何にせよ調べてみるしかないな。『火使い』でいいか。
(火を操ることができる。レベル1 マッチの火程度。レベル2 ガスコンロ中火程度。レベル3 キャンプファイヤー程度)
これはレベルを上げれば強いな。つまり火属性の魔法が使えるような事なのか。追記には何が書いてある。
(ただし、その場に火がなければならない。そこにある火を利用して行う為、その場にレベルを下回る火しかない場合、その火力を超えることは無い)
やはりあったか注意書き。つまり、マッチの火程度を所持してレベル10まで『火使い』を所有していても、動かせる火はマッチ程度の火力のみか……微妙だ。
他の使い系も軽く目を通すが、似たり寄ったりな内容だった。
『紙使い』に至ってはレベルを上げるごとに紙の大きさが増し、操れる紙の種類も増えるようだ。レベルを上げれば紙幣も操ることができるらしい。あと、細かく動かせるようになるので、紙の端に触れるだけでツルを折ることも可能らしい。へぇー、いらん。

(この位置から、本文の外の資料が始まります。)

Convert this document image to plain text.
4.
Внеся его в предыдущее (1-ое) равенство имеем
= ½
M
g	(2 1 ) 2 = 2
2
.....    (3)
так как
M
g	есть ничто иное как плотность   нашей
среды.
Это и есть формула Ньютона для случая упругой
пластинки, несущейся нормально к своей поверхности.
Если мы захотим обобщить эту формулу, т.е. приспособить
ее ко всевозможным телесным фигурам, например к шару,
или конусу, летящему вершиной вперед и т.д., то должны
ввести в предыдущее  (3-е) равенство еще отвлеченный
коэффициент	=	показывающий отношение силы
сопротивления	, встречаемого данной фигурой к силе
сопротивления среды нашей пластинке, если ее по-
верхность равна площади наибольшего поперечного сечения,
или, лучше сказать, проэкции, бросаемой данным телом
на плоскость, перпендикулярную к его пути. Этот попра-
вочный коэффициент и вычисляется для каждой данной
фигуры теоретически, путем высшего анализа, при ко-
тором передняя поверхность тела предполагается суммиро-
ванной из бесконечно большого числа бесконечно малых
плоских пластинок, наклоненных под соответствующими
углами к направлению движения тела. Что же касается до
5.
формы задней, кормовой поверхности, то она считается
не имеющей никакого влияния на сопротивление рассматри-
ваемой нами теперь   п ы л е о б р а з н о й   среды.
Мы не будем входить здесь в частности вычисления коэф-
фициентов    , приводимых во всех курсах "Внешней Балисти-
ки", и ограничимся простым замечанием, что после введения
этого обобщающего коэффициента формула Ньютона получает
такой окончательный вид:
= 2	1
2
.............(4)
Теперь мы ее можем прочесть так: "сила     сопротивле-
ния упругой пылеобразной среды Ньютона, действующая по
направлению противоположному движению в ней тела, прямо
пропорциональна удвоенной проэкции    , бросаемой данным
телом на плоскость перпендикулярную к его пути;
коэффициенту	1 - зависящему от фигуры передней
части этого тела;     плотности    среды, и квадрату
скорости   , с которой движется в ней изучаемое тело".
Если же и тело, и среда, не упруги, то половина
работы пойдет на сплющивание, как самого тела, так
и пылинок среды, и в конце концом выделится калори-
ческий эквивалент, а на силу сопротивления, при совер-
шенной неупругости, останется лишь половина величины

それに○○使い系は対象に触れないと発動しないらしく、手を放すとその効果は無くなるとある。『火使い』なら火に手を突っ込まないと発動しないと――酷い地雷スキルだ。水や土なら問題なさそうだが『火使い』を選んだ人は『火耐性』を上げないと、火傷と引き換えに発動なんて痛々しい目にあうのか。

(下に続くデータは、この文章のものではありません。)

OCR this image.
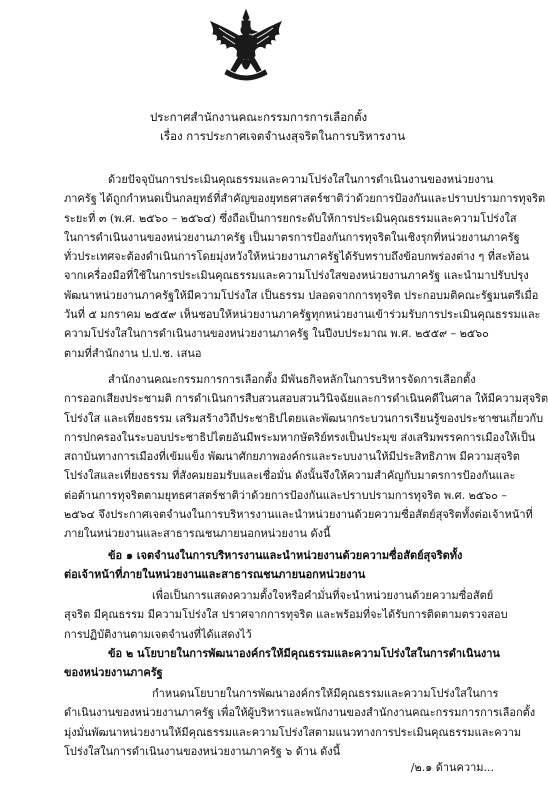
ประกาศสำนักงานคณะกรรมการการเลือกตั้ง
เรื่อง การประกาศเจตจำนงสุจริตในการบริหารงาน
ด้วยปัจจุบันการประเมินคุณธรรมและความโปร่งใสในการดำเนินงานของหน่วยงาน
ภาครัฐ ได้ถูกกำหนดเป็นกลยุทธ์ที่สำคัญของยุทธศาสตร์ชาติว่าด้วยการป้องกันและปราบปรามการทุจริต
ระยะที่ ๓ (พ.ศ. ๒๕๖๐ – ๒๕๖๔) ซึ่งถือเป็นการยกระดับให้การประเมินคุณธรรมและความโปร่งใส
ในการดำเนินงานของหน่วยงานภาครัฐ เป็นมาตรการป้องกันการทุจริตในเชิงรุกที่หน่วยงานภาครัฐ
ทั่วประเทศจะต้องดำเนินการโดยมุ่งหวังให้หน่วยงานภาครัฐได้รับทราบถึงข้อบกพร่องต่าง ๆ ที่สะท้อน
จากเครื่องมือที่ใช้ในการประเมินคุณธรรมและความโปร่งใสของหน่วยงานภาครัฐ และนำมาปรับปรุง
พัฒนาหน่วยงานภาครัฐให้มีความโปร่งใส เป็นธรรม ปลอดจากการทุจริต ประกอบมติคณะรัฐมนตรีเมื่อ
วันที่ ๕ มกราคม ๒๕๕๙ เห็นชอบให้หน่วยงานภาครัฐทุกหน่วยงานเข้าร่วมรับการประเมินคุณธรรมและ
ความโปร่งใสในการดำเนินงานของหน่วยงานภาครัฐ ในปีงบประมาณ พ.ศ. ๒๕๕๙ – ๒๕๖๐
ตามที่สำนักงาน ป.ป.ช. เสนอ
สำนักงานคณะกรรมการการเลือกตั้ง มีพันธกิจหลักในการบริหารจัดการเลือกตั้ง
การออกเสียงประชามติ การดำเนินการสืบสวนสอบสวนวินิจฉัยและการดำเนินคดีในศาล ให้มีความสุจริต
โปร่งใส และเที่ยงธรรม เสริมสร้างวิถีประชาธิปไตยและพัฒนากระบวนการเรียนรู้ของประชาชนเกี่ยวกับ
การปกครองในระบอบประชาธิปไตยอันมีพระมหากษัตริย์ทรงเป็นประมุข ส่งเสริมพรรคการเมืองให้เป็น
สถาบันทางการเมืองที่เข้มแข็ง พัฒนาศักยภาพองค์กรและระบบงานให้มีประสิทธิภาพ มีความสุจริต
โปร่งใสและเที่ยงธรรม ที่สังคมยอมรับและเชื่อมั่น ดังนั้นจึงให้ความสำคัญกับมาตรการป้องกันและ
ต่อต้านการทุจริตตามยุทธศาสตร์ชาติว่าด้วยการป้องกันและปราบปรามการทุจริต พ.ศ. ๒๕๖๐ –
๒๕๖๔ จึงประกาศเจตจำนงในการบริหารงานและนำหน่วยงานด้วยความซื่อสัตย์สุจริตทั้งต่อเจ้าหน้าที่
ภายในหน่วยงานและสาธารณชนภายนอกหน่วยงาน ดังนี้
ข้อ ๑ เจตจำนงในการบริหารงานและนำหน่วยงานด้วยความซื่อสัตย์สุจริตทั้ง
ต่อเจ้าหน้าที่ภายในหน่วยงานและสาธารณชนภายนอกหน่วยงาน
เพื่อเป็นการแสดงความตั้งใจหรือคำมั่นที่จะนำหน่วยงานด้วยความซื่อสัตย์
สุจริต มีคุณธรรม มีความโปร่งใส ปราศจากการทุจริต และพร้อมที่จะได้รับการติดตามตรวจสอบ
การปฏิบัติงานตามเจตจำนงที่ได้แสดงไว้
ข้อ ๒ นโยบายในการพัฒนาองค์กรให้มีคุณธรรมและความโปร่งใสในการดำเนินงาน
ของหน่วยงานภาครัฐ
กำหนดนโยบายในการพัฒนาองค์กรให้มีคุณธรรมและความโปร่งใสในการ
ดำเนินงานของหน่วยงานภาครัฐ เพื่อให้ผู้บริหารและพนักงานของสำนักงานคณะกรรมการการเลือกตั้ง
มุ่งมั่นพัฒนาหน่วยงานให้มีคุณธรรมและความโปร่งใสตามแนวทางการประเมินคุณธรรมและความ
โปร่งใสในการดำเนินงานของหน่วยงานภาครัฐ ๖ ด้าน ดังนี้
/๒.๑ ด้านความ...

他に消費ポイントが少ないのは。精神系というのもあるな。
『混乱』『衰弱』『麻痺』『恐怖』『錯乱』『発狂』等々。
細かい! 状態異常耐性とかでいいだろ。と思ったらそのスキルも存在していた。まあ消費ポイント200なので余裕で足りないが。
試しに『混乱』に触れてみる。
(混乱になりにくなる。直接触れた相手を混乱状態にできる)
お、これは結構使えるな。耐性だけでなく、相手を混乱させることもできるのか。レベルを上げることにより成功率が上がり、武器や道具で触れても発動できるようになる。

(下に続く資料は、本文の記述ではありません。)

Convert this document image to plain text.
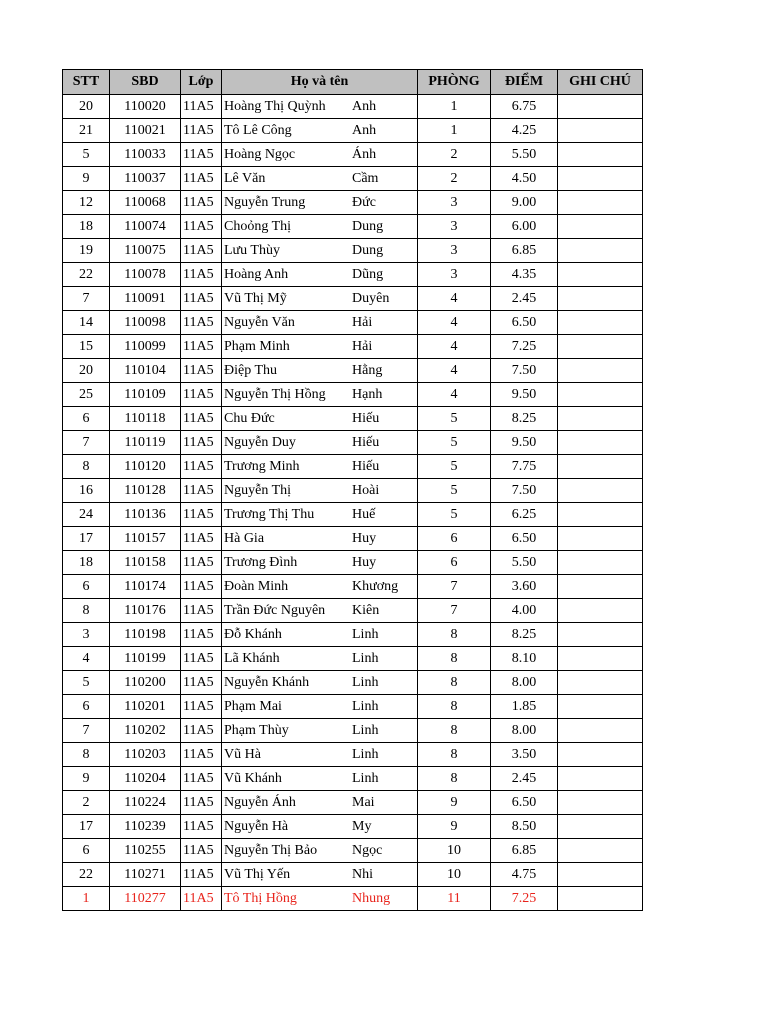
STT	SBD	Lớp	Họ và tên	PHÒNG	ĐIỂM	GHI CHÚ
20	110020	11A5	Hoàng Thị Quỳnh Anh	1	6.75	
21	110021	11A5	Tô Lê Công Anh	1	4.25	
5	110033	11A5	Hoàng Ngọc Ánh	2	5.50	
9	110037	11A5	Lê Văn Cầm	2	4.50	
12	110068	11A5	Nguyễn Trung Đức	3	9.00	
18	110074	11A5	Choỏng Thị Dung	3	6.00	
19	110075	11A5	Lưu Thùy Dung	3	6.85	
22	110078	11A5	Hoàng Anh Dũng	3	4.35	
7	110091	11A5	Vũ Thị Mỹ Duyên	4	2.45	
14	110098	11A5	Nguyễn Văn Hải	4	6.50	
15	110099	11A5	Phạm Minh Hải	4	7.25	
20	110104	11A5	Điệp Thu Hằng	4	7.50	
25	110109	11A5	Nguyễn Thị Hồng Hạnh	4	9.50	
6	110118	11A5	Chu Đức Hiếu	5	8.25	
7	110119	11A5	Nguyễn Duy Hiếu	5	9.50	
8	110120	11A5	Trương Minh Hiếu	5	7.75	
16	110128	11A5	Nguyễn Thị Hoài	5	7.50	
24	110136	11A5	Trương Thị Thu Huế	5	6.25	
17	110157	11A5	Hà Gia Huy	6	6.50	
18	110158	11A5	Trương Đình Huy	6	5.50	
6	110174	11A5	Đoàn Minh Khương	7	3.60	
8	110176	11A5	Trần Đức Nguyên Kiên	7	4.00	
3	110198	11A5	Đỗ Khánh Linh	8	8.25	
4	110199	11A5	Lã Khánh Linh	8	8.10	
5	110200	11A5	Nguyễn Khánh Linh	8	8.00	
6	110201	11A5	Phạm Mai Linh	8	1.85	
7	110202	11A5	Phạm Thùy Linh	8	8.00	
8	110203	11A5	Vũ Hà Linh	8	3.50	
9	110204	11A5	Vũ Khánh Linh	8	2.45	
2	110224	11A5	Nguyễn Ánh Mai	9	6.50	
17	110239	11A5	Nguyễn Hà My	9	8.50	
6	110255	11A5	Nguyễn Thị Bảo Ngọc	10	6.85	
22	110271	11A5	Vũ Thị Yến Nhi	10	4.75	
1	110277	11A5	Tô Thị Hồng Nhung	11	7.25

相手に剣で切りつけても、混乱させられるようになるのか。一度発動させると二十分は休憩を挟まないといけないらしいが、これは候補に入れておこう。
幾つか使えそうなスキルを選んでいると、他の精神系で異様に消費ポイントが少ないスキルを発見した。
『自信』『優越』『同調』『不満』『疑惑』『散漫』『共感』『喜』『楽』
とまあ細分化され過ぎている。ポイントが低いのが納得できるラインナップだ。精神の揺さぶりに使えるかもしれないが、それならもっと効果的なスキルを取った方がましだろう。
精神異常系スキルの注意点は他に……レベル1なら効果を与えられる相手は一人。レベル2なら二人。レベル3なら四人。とある。
他にはスキルポイントを消費してアイテムを手に入れることもできるようだ。
アイテム欄もうんざりするほどの量を取り揃えている。傷薬、毒消し、万能薬というゲームではお馴染みの回復アイテムから、様々な武器防具、銃もあるようだ。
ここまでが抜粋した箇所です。